Entre le jeu impressionnant d’une ribambelle d’acteurs très peu connus et pourtant parfaitement dirigés et le style de mise en scène quasiment documentaire, l’immersion est totale. Sans cesse embarquée sur l’épaule du cadreur, la caméra suit les mouvements des personnages et les filme en gros plan afin de capter seulement les visages et toutes les expressions qui s’y dessinent. À l’instar des lumières qui ne sont jamais réhaussées par des projecteurs pour bien éclairer les acteurs, le son est très peu mixé, obligeant parfois notre oreille à se concentrer pour suivre un dialogue noyé par d’autres personnages ou par une musique.
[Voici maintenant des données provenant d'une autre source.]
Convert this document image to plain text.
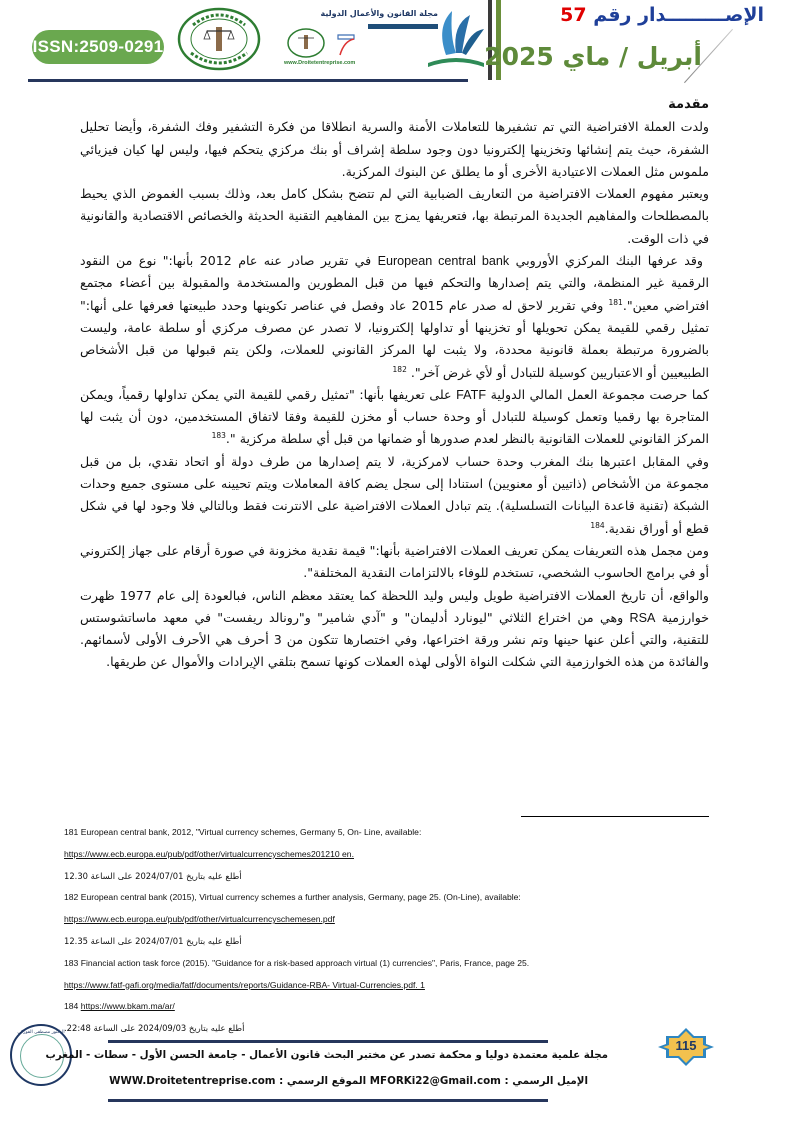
ISSN:2509-0291
مجلة القانون والأعمال الدولية
www.Droitetentreprise.com
الإصـــــــــدار رقم 57
أبريل / ماي 2025

مقدمة

ولدت العملة الافتراضية التي تم تشفيرها للتعاملات الأمنة والسرية انطلاقا من فكرة التشفير وفك الشفرة، وأيضا تحليل الشفرة، حيث يتم إنشائها وتخزينها إلكترونيا دون وجود سلطة إشراف أو بنك مركزي يتحكم فيها، وليس لها كيان فيزيائي ملموس مثل العملات الاعتيادية الأخرى أو ما يطلق عن البنوك المركزية.

ويعتبر مفهوم العملات الافتراضية من التعاريف الضبابية التي لم تتضح بشكل كامل بعد، وذلك بسبب الغموض الذي يحيط بالمصطلحات والمفاهيم الجديدة المرتبطة بها، فتعريفها يمزج بين المفاهيم التقنية الحديثة والخصائص الاقتصادية والقانونية في ذات الوقت.

وقد عرفها البنك المركزي الأوروبي European central bank في تقرير صادر عنه عام 2012 بأنها:" نوع من النقود الرقمية غير المنظمة، والتي يتم إصدارها والتحكم فيها من قبل المطورين والمستخدمة والمقبولة بين أعضاء مجتمع افتراضي معين".$^{181}$ وفي تقرير لاحق له صدر عام 2015 عاد وفصل في عناصر تكوينها وحدد طبيعتها فعرفها على أنها:" تمثيل رقمي للقيمة يمكن تحويلها أو تخزينها أو تداولها إلكترونيا، لا تصدر عن مصرف مركزي أو سلطة عامة، وليست بالضرورة مرتبطة بعملة قانونية محددة، ولا يثبت لها المركز القانوني للعملات، ولكن يتم قبولها من قبل الأشخاص الطبيعيين أو الاعتباريين كوسيلة للتبادل أو لأي غرض آخر". $^{182}$

كما حرصت مجموعة العمل المالي الدولية FATF على تعريفها بأنها: "تمثيل رقمي للقيمة التي يمكن تداولها رقمياً، ويمكن المتاجرة بها رقميا وتعمل كوسيلة للتبادل أو وحدة حساب أو مخزن للقيمة وفقا لاتفاق المستخدمين، دون أن يثبت لها المركز القانوني للعملات القانونية بالنظر لعدم صدورها أو ضمانها من قبل أي سلطة مركزية ".$^{183}$

وفي المقابل اعتبرها بنك المغرب وحدة حساب لامركزية، لا يتم إصدارها من طرف دولة أو اتحاد نقدي، بل من قبل مجموعة من الأشخاص (ذاتيين أو معنويين) استنادا إلى سجل يضم كافة المعاملات ويتم تحيينه على مستوى جميع وحدات الشبكة (تقنية قاعدة البيانات التسلسلية). يتم تبادل العملات الافتراضية على الانترنت فقط وبالتالي فلا وجود لها في شكل قطع أو أوراق نقدية.$^{184}$

ومن مجمل هذه التعريفات يمكن تعريف العملات الافتراضية بأنها:" قيمة نقدية مخزونة في صورة أرقام على جهاز إلكتروني أو في برامج الحاسوب الشخصي، تستخدم للوفاء بالالتزامات النقدية المختلفة".

والواقع، أن تاريخ العملات الافتراضية طويل وليس وليد اللحظة كما يعتقد معظم الناس، فبالعودة إلى عام 1977 ظهرت خوارزمية RSA وهي من اختراع الثلاثي "ليونارد أدليمان" و "آدي شامير" و"رونالد ريفست" في معهد ماساتشوستس للتقنية، والتي أعلن عنها حينها وتم نشر ورقة اختراعها، وفي اختصارها تتكون من 3 أحرف هي الأحرف الأولى لأسمائهم. والفائدة من هذه الخوارزمية التي شكلت النواة الأولى لهذه العملات كونها تسمح بتلقي الإيرادات والأموال عن طريقها.

181 European central bank, 2012, "Virtual currency schemes, Germany 5, On- Line, available:
https://www.ecb.europa.eu/pub/pdf/other/virtualcurrencyschemes201210 en.
أطلع عليه بتاريخ 2024/07/01 على الساعة 12.30
182 European central bank (2015), Virtual currency schemes a further analysis, Germany, page 25. (On-Line), available:
https://www.ecb.europa.eu/pub/pdf/other/virtualcurrencyschemesen.pdf
أطلع عليه بتاريخ 2024/07/01 على الساعة 12.35
183 Financial action task force (2015). "Guidance for a risk-based approach virtual (1) currencies", Paris, France, page 25.
https://www.fatf-gafi.org/media/fatf/documents/reports/Guidance-RBA- Virtual-Currencies.pdf. 1
184 https://www.bkam.ma/ar/
أطلع عليه بتاريخ 2024/09/03 على الساعة 22:48.
الدكتور مصطفى الفوركي
مجلة علمية معتمدة دوليا و محكمة تصدر عن مختبر البحث قانون الأعمال - جامعة الحسن الأول - سطات - المغرب
الإميل الرسمي : MFORKi22@Gmail.com الموقع الرسمي : WWW.Droitetentreprise.com
115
Juxtaposant des scènes de vie, le réalisateur donne le temps aux dialogues de se dérouler naturellement, laissant place aux tics de langage des personnages et maniant habilement les aller-retours entre français et anglais dans certains échanges. Insupportable dans ses premières scènes, l’actrice américaine devient rapidement aussi attachante que les autres, à mesure que sa relation avec son mari est explorée. Alors qu’Amin réalise doucement que voir son scénario produit à Hollywood est loin du rêve décrit par son cousin, les relations entre les personnages se déploient jusqu’au climax tout en tension, avec encore une fois Tony au centre du problème.

[SPOILERS]
En plus d’esquisser un discours sur l’émancipation féminine à travers les personnages de l’actrice américaine face à l’emprise de son mari bien plus âgé et d’Ophélie qui organise son avortement, le réalisateur dénonce le racisme d’une police qui se permet d’interroger un jeune homme typé maghrébin avec une brutalité illégale. Si le dernier acte semble rejoindre les carcans d’un scénario plus classique, quittant la rythmique flottante des vacances, son traitement terre à terre à la fois par le personnel hospitalier mais aussi par les réactions des patients permet de rester juste. Plus qu’à espérer ne pas avoir à attendre 8 ans de plus pour voir où ce cliffhanger déroutant mènera et si seront tenues, les promesses de Mektoub my Love : Canto Due.